Virginia Gov. Ralph Northam said he initially “overreacted” when he apologized for racist photos in his 1984 medical school yearbook page and claimed he later took a “step back” and realized he wasn’t in the picture.
“When you’re in a state of shock like I was, we don’t always think as clearly as we should. I will tell you that later that night I had a chance to step back, take a deep breath, look at the picture and said, ‘This is not me in the picture,’” Northam told “CBS This Morning” in an interview that aired Monday. “And I also had a number of friends and classmates from medical school that called and said Ralph that is not you and that was comforting as well.”
CBS anchor Gayle King pressed him.
“That’s a hell of an overreaction” for taking responsibility for something so explosive without knowing “100 percent that that’s me.”
“Yes, again, when I stepped back and looked at it, I just said, I know it’s not me in the Klan outfit. And I started looking in a picture of the individual with blackface. I said that’s not me either,” Northam, a Democrat, said. “And that’s why I felt so strongly about going in front of the camera on Saturday and clarifying.”
He originally apologized for the photo that showed an individual in blackface and another wearing a Ku Klux Klan robe and hood, then the next day denied he was either person.
But he did admit that he once donned blackface to impersonate Michael Jackson during a 1984 dance contest.
Northam said he first saw the racist picture when a report from Big League Politics, a conservative website, revealed it on Feb. 1.
“How can that be? It’s on your yearbook page, governor,” King asked.
“Well, I was shocked to see it. And I really believe that the fact that if you look at the unpreparedness of me to react to this, both on Friday night and Saturday, that really confirms that this is the first time,” Northam said.

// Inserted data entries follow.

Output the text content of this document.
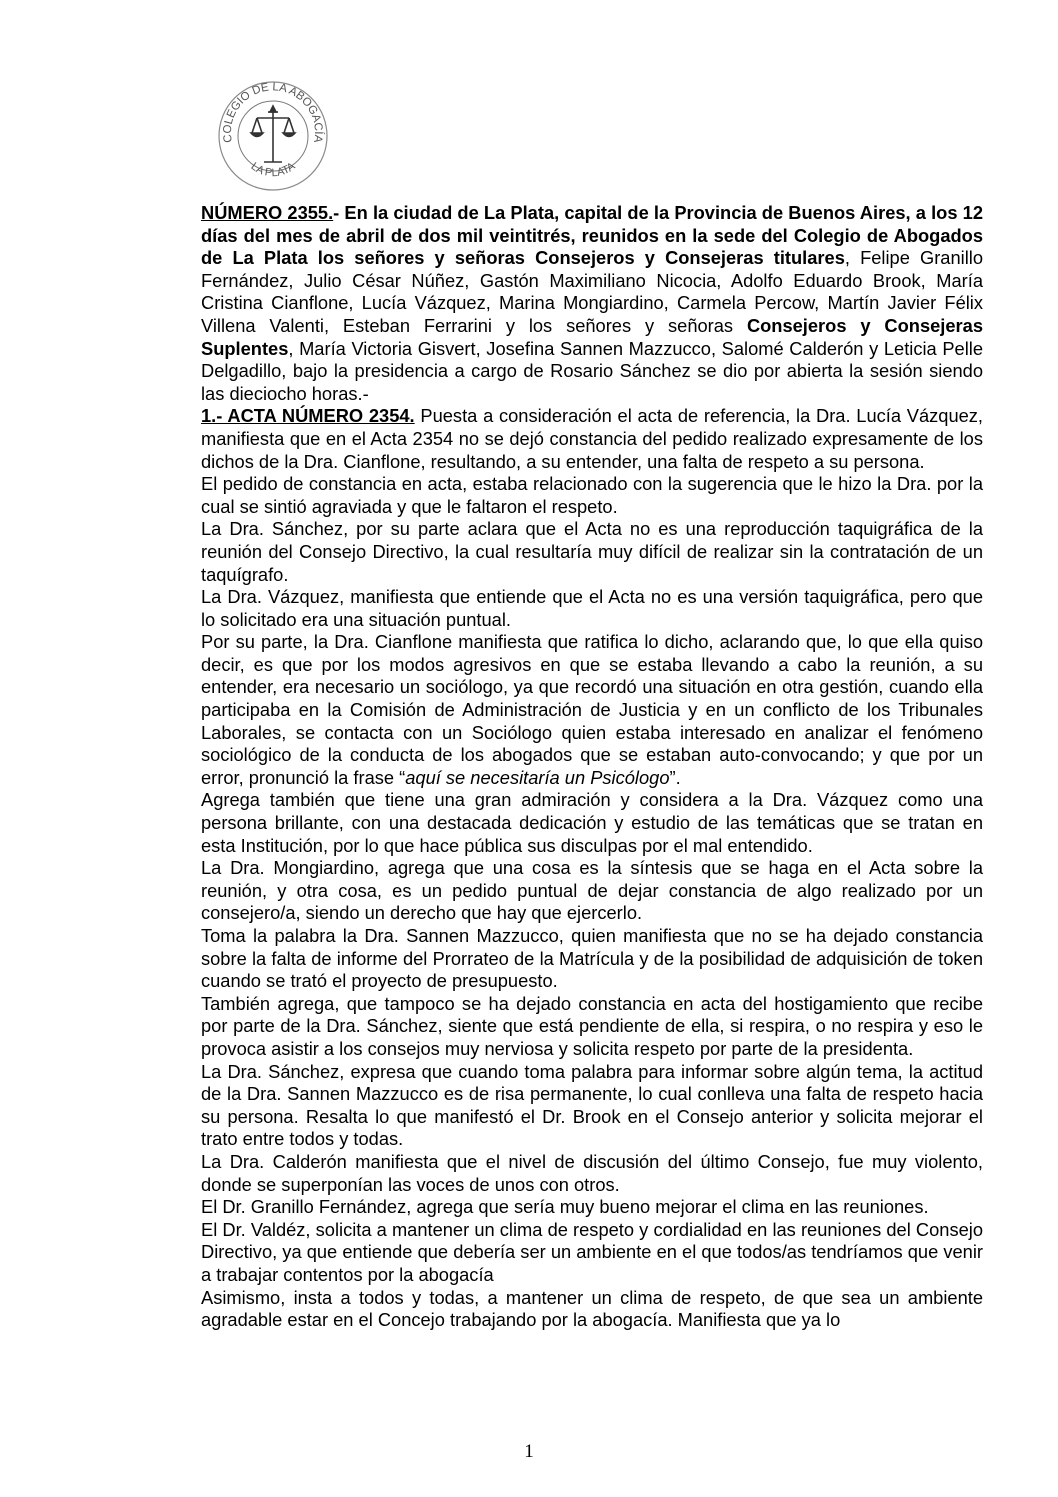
COLEGIO DE LA ABOGACÍA
LA PLATA

NÚMERO 2355.- En la ciudad de La Plata, capital de la Provincia de Buenos Aires, a los 12 días del mes de abril de dos mil veintitrés, reunidos en la sede del Colegio de Abogados de La Plata los señores y señoras Consejeros y Consejeras titulares, Felipe Granillo Fernández, Julio César Núñez, Gastón Maximiliano Nicocia, Adolfo Eduardo Brook, María Cristina Cianflone, Lucía Vázquez, Marina Mongiardino, Carmela Percow, Martín Javier Félix Villena Valenti, Esteban Ferrarini y los señores y señoras Consejeros y Consejeras Suplentes, María Victoria Gisvert, Josefina Sannen Mazzucco, Salomé Calderón y Leticia Pelle Delgadillo, bajo la presidencia a cargo de Rosario Sánchez se dio por abierta la sesión siendo las dieciocho horas.-

1.- ACTA NÚMERO 2354. Puesta a consideración el acta de referencia, la Dra. Lucía Vázquez, manifiesta que en el Acta 2354 no se dejó constancia del pedido realizado expresamente de los dichos de la Dra. Cianflone, resultando, a su entender, una falta de respeto a su persona.

El pedido de constancia en acta, estaba relacionado con la sugerencia que le hizo la Dra. por la cual se sintió agraviada y que le faltaron el respeto.

La Dra. Sánchez, por su parte aclara que el Acta no es una reproducción taquigráfica de la reunión del Consejo Directivo, la cual resultaría muy difícil de realizar sin la contratación de un taquígrafo.

La Dra. Vázquez, manifiesta que entiende que el Acta no es una versión taquigráfica, pero que lo solicitado era una situación puntual.

Por su parte, la Dra. Cianflone manifiesta que ratifica lo dicho, aclarando que, lo que ella quiso decir, es que por los modos agresivos en que se estaba llevando a cabo la reunión, a su entender, era necesario un sociólogo, ya que recordó una situación en otra gestión, cuando ella participaba en la Comisión de Administración de Justicia y en un conflicto de los Tribunales Laborales, se contacta con un Sociólogo quien estaba interesado en analizar el fenómeno sociológico de la conducta de los abogados que se estaban auto-convocando; y que por un error, pronunció la frase “aquí se necesitaría un Psicólogo”.

Agrega también que tiene una gran admiración y considera a la Dra. Vázquez como una persona brillante, con una destacada dedicación y estudio de las temáticas que se tratan en esta Institución, por lo que hace pública sus disculpas por el mal entendido.

La Dra. Mongiardino, agrega que una cosa es la síntesis que se haga en el Acta sobre la reunión, y otra cosa, es un pedido puntual de dejar constancia de algo realizado por un consejero/a, siendo un derecho que hay que ejercerlo.

Toma la palabra la Dra. Sannen Mazzucco, quien manifiesta que no se ha dejado constancia sobre la falta de informe del Prorrateo de la Matrícula y de la posibilidad de adquisición de token cuando se trató el proyecto de presupuesto.

También agrega, que tampoco se ha dejado constancia en acta del hostigamiento que recibe por parte de la Dra. Sánchez, siente que está pendiente de ella, si respira, o no respira y eso le provoca asistir a los consejos muy nerviosa y solicita respeto por parte de la presidenta.

La Dra. Sánchez, expresa que cuando toma palabra para informar sobre algún tema, la actitud de la Dra. Sannen Mazzucco es de risa permanente, lo cual conlleva una falta de respeto hacia su persona. Resalta lo que manifestó el Dr. Brook en el Consejo anterior y solicita mejorar el trato entre todos y todas.

La Dra. Calderón manifiesta que el nivel de discusión del último Consejo, fue muy violento, donde se superponían las voces de unos con otros.

El Dr. Granillo Fernández, agrega que sería muy bueno mejorar el clima en las reuniones.

El Dr. Valdéz, solicita a mantener un clima de respeto y cordialidad en las reuniones del Consejo Directivo, ya que entiende que debería ser un ambiente en el que todos/as tendríamos que venir a trabajar contentos por la abogacía

Asimismo, insta a todos y todas, a mantener un clima de respeto, de que sea un ambiente agradable estar en el Concejo trabajando por la abogacía. Manifiesta que ya lo

1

He said the scandal has been a teaching moment for himself.
“I was born in white privilege and that has implications to it,” Northam said, adding, “I didn’t realize really the powerful implications of that. And again talking to a lot of friends, that has come crystal clear to me this week. I have also learned why the use of blackface is so offensive and yes, I knew it in the past. But reality has really set in.”

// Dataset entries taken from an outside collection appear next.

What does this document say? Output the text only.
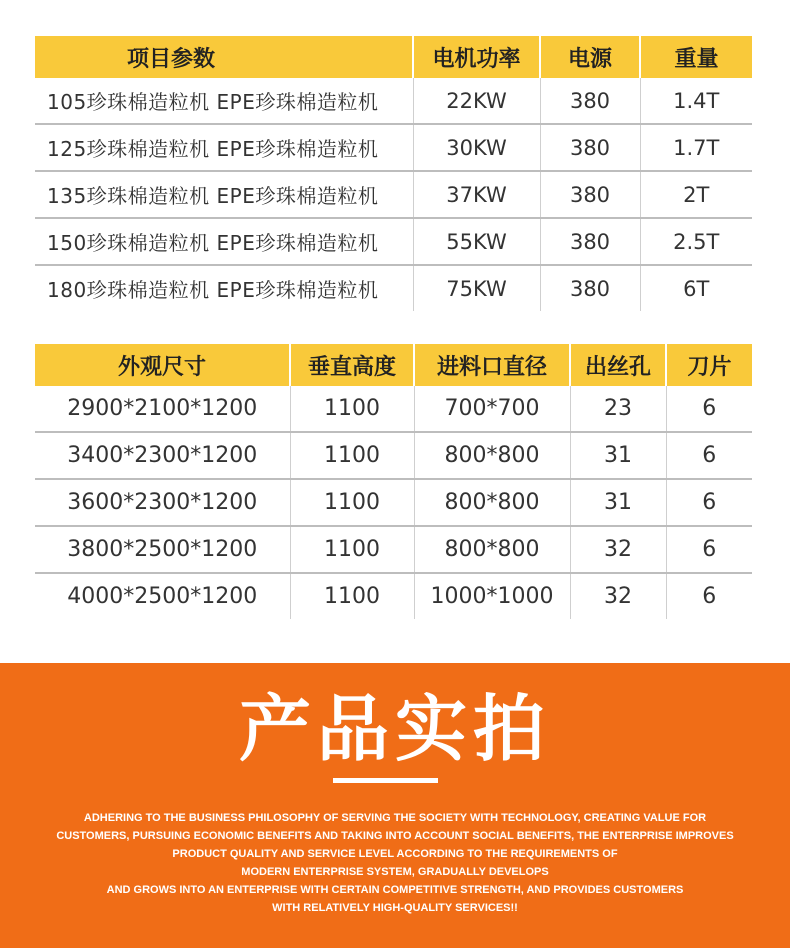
项目参数	电机功率	电源	重量
105珍珠棉造粒机 EPE珍珠棉造粒机	22KW	380	1.4T
125珍珠棉造粒机 EPE珍珠棉造粒机	30KW	380	1.7T
135珍珠棉造粒机 EPE珍珠棉造粒机	37KW	380	2T
150珍珠棉造粒机 EPE珍珠棉造粒机	55KW	380	2.5T
180珍珠棉造粒机 EPE珍珠棉造粒机	75KW	380	6T
外观尺寸	垂直高度	进料口直径	出丝孔	刀片
2900*2100*1200	1100	700*700	23	6
3400*2300*1200	1100	800*800	31	6
3600*2300*1200	1100	800*800	31	6
3800*2500*1200	1100	800*800	32	6
4000*2500*1200	1100	1000*1000	32	6
产品实拍
ADHERING TO THE BUSINESS PHILOSOPHY OF SERVING THE SOCIETY WITH TECHNOLOGY, CREATING VALUE FOR
CUSTOMERS, PURSUING ECONOMIC BENEFITS AND TAKING INTO ACCOUNT SOCIAL BENEFITS, THE ENTERPRISE IMPROVES
PRODUCT QUALITY AND SERVICE LEVEL ACCORDING TO THE REQUIREMENTS OF
MODERN ENTERPRISE SYSTEM, GRADUALLY DEVELOPS
AND GROWS INTO AN ENTERPRISE WITH CERTAIN COMPETITIVE STRENGTH, AND PROVIDES CUSTOMERS
WITH RELATIVELY HIGH-QUALITY SERVICES!!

Northam is among the top three Democrats in Virginia caught up in controversy.
Lt. Gov. Justin Fairfax has been accused of sexual assault by two women during the 2000s and Attorney General Mark Herring has admitted to putting on blackface to emulate his favorite rapper Kurtis Blow when he was a college student in 1980.
Fairfax has denied the charged and called for an investigation into the women’s claims.